What You Need to Know About Deer on the RoadwaysJanuary 2, 2014 | in Defensive Driving Tips
Accidents happen. Sometimes one car hits another one. Other times a car will hit a tree. And, still, there are times when a car will hit a deer. While some of these accidents are completely preventable (like the ones from texting or drinking and driving), some of them are not. For instance, hitting a deer. It is no secret that deer can just jump out in front of you without a moment’s notice. In fact, AOL Autos reports that there are 150 fatalities and over 1.1 billion dollars of property damage caused by deer each year in the US. So what are you to do?
Take Preventative Action
While you may not be able to stop a deer from dashing into the road, you can educate yourself on where and when deer are the most prevalent to that you can drive extra defensively during these times. Here’s some things you need know:
October through December (now!) is the most active timeframe for deer. It is mating and migration season, so the deer aren’t exactly focused on looking for cars.

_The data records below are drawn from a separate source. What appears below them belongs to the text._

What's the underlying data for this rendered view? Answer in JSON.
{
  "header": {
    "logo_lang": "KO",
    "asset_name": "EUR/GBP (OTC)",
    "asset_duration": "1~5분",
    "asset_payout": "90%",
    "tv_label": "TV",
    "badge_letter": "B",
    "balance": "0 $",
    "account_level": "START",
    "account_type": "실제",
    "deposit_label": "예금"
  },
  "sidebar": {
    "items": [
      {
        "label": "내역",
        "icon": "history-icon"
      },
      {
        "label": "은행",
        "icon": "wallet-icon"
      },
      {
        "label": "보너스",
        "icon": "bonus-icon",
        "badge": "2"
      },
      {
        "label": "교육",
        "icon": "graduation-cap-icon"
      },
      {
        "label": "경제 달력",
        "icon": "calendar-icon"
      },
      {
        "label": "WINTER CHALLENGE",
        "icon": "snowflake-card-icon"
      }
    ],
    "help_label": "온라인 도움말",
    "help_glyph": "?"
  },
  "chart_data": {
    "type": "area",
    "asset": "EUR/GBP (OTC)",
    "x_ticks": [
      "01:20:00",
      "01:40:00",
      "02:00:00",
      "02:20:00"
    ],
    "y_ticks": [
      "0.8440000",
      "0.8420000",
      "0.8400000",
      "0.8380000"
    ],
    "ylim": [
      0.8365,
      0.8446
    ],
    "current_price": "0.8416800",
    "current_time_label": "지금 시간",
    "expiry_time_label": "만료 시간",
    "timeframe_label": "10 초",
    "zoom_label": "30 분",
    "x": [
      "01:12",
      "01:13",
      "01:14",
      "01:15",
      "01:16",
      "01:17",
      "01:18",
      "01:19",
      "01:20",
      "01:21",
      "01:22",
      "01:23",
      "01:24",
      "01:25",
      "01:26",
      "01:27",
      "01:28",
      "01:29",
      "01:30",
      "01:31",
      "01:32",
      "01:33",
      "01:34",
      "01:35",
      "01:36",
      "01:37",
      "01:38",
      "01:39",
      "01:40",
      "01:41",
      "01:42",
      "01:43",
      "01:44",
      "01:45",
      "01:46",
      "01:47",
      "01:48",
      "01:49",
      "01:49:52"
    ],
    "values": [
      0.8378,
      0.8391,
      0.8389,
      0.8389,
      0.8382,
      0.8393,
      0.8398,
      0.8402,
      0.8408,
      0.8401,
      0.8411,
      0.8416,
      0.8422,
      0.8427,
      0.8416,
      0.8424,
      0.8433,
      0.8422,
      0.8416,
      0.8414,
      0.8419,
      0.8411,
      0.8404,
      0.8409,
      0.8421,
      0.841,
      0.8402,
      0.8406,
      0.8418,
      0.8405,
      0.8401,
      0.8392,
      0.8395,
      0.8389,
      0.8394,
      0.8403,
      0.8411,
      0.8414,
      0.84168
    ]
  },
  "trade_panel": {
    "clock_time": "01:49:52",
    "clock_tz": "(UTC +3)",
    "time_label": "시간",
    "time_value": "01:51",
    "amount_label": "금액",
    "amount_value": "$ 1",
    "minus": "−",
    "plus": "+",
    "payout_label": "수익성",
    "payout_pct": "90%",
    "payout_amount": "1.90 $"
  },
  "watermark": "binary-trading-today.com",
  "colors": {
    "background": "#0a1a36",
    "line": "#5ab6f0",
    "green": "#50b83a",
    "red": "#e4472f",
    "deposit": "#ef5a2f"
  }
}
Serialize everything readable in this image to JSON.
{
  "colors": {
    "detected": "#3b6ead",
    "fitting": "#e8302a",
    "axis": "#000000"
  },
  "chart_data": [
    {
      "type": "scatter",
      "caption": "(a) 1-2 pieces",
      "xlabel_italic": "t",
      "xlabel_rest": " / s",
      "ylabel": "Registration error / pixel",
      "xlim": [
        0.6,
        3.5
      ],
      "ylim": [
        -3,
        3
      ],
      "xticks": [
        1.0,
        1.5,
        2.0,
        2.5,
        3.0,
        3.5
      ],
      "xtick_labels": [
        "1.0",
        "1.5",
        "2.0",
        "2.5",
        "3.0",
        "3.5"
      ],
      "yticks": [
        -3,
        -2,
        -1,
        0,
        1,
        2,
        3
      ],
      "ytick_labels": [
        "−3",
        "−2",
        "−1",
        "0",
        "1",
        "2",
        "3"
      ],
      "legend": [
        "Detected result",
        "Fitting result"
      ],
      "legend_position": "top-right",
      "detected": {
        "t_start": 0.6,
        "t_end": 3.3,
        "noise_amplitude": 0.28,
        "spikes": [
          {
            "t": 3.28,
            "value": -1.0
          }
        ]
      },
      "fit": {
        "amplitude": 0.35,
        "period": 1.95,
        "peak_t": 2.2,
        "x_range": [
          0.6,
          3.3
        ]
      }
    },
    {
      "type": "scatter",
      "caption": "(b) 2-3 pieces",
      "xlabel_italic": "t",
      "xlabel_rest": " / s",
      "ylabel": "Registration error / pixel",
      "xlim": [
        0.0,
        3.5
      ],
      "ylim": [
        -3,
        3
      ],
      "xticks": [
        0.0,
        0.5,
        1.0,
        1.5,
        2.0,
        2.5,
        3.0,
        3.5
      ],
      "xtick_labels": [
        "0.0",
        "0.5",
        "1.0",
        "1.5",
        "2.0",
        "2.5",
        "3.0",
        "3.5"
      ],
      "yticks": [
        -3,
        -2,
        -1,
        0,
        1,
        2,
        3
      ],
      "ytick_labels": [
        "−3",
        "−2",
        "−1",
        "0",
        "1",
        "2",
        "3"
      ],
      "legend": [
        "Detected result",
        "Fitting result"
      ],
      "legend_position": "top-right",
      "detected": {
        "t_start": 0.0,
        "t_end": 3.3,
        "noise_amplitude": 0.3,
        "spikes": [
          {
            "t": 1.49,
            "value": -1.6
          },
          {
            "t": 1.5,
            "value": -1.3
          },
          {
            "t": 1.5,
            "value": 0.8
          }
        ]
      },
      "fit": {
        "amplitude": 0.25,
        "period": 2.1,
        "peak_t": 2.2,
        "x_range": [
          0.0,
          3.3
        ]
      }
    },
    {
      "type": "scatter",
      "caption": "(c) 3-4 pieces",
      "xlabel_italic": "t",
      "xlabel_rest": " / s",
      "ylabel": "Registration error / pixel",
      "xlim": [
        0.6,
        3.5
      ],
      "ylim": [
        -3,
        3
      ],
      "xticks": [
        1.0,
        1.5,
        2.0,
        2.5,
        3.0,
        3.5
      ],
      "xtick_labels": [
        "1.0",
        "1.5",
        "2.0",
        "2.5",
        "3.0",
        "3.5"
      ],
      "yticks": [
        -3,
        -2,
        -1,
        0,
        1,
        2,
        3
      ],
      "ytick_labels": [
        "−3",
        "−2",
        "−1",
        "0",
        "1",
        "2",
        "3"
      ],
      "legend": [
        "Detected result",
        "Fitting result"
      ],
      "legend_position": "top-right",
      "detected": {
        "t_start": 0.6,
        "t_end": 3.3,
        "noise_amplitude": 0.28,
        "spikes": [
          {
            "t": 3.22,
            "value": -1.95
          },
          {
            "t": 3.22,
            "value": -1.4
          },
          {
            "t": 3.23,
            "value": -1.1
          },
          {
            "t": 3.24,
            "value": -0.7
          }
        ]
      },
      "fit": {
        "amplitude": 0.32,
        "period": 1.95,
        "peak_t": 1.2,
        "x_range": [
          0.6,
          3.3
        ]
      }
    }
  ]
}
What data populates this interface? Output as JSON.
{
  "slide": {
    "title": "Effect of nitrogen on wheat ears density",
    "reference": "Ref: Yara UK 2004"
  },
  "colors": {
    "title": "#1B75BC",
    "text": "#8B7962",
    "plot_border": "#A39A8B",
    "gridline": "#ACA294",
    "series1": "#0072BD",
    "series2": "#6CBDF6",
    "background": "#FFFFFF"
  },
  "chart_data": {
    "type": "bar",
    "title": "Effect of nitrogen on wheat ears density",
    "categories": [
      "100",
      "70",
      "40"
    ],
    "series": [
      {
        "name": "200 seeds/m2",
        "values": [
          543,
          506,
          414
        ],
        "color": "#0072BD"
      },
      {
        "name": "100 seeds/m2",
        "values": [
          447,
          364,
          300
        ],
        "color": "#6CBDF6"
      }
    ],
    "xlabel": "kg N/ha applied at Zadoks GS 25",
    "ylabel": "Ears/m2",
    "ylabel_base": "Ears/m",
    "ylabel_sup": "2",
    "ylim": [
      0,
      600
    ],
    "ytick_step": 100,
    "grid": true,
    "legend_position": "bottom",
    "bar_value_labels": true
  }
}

Even though most deer can be found in rural areas, that doesn’t mean you won’t find them around town. Always be aware, and keep an eye out for road signs alerting you of high deer concentrations.
The two hours before and two hours after dawn are the liveliest hours for deer, so use extra caution when driving during these times.
If you live in Michigan, Pennsylvania, Illinois, Indiana, Ohio, Georgia, South Carolina, Virginia, Minnesota, or Texas, you are in one of the top 10 danger states for deer.
Deer travel in packs, so if you see one, there is probably another one close by.
What do I do if I see a deer?
Hopefully you are always driving defensively so you can be prepared if a deer should appear in front of you. Here’s what you need to do if you see a deer in your headlights.
Honk the horn. One really long, continuous honk. This will hopefully scare the deer away.
Brake firmly the second you see the deer. Of course, the goal is to stop before you hit it.
Don’t swerve. This is very important. If it comes down to having to swerve or hitting the deer, hit the deer. Swerving can cause you to have a head-on collision with oncoming traffic or lose control of your car. Both of these will cause more harm to you and your car than hitting the deer.
Call the cops. If you do hit a deer, you must report it. If you desire to keep the creature, you can ask the officer for a special permit to take it home.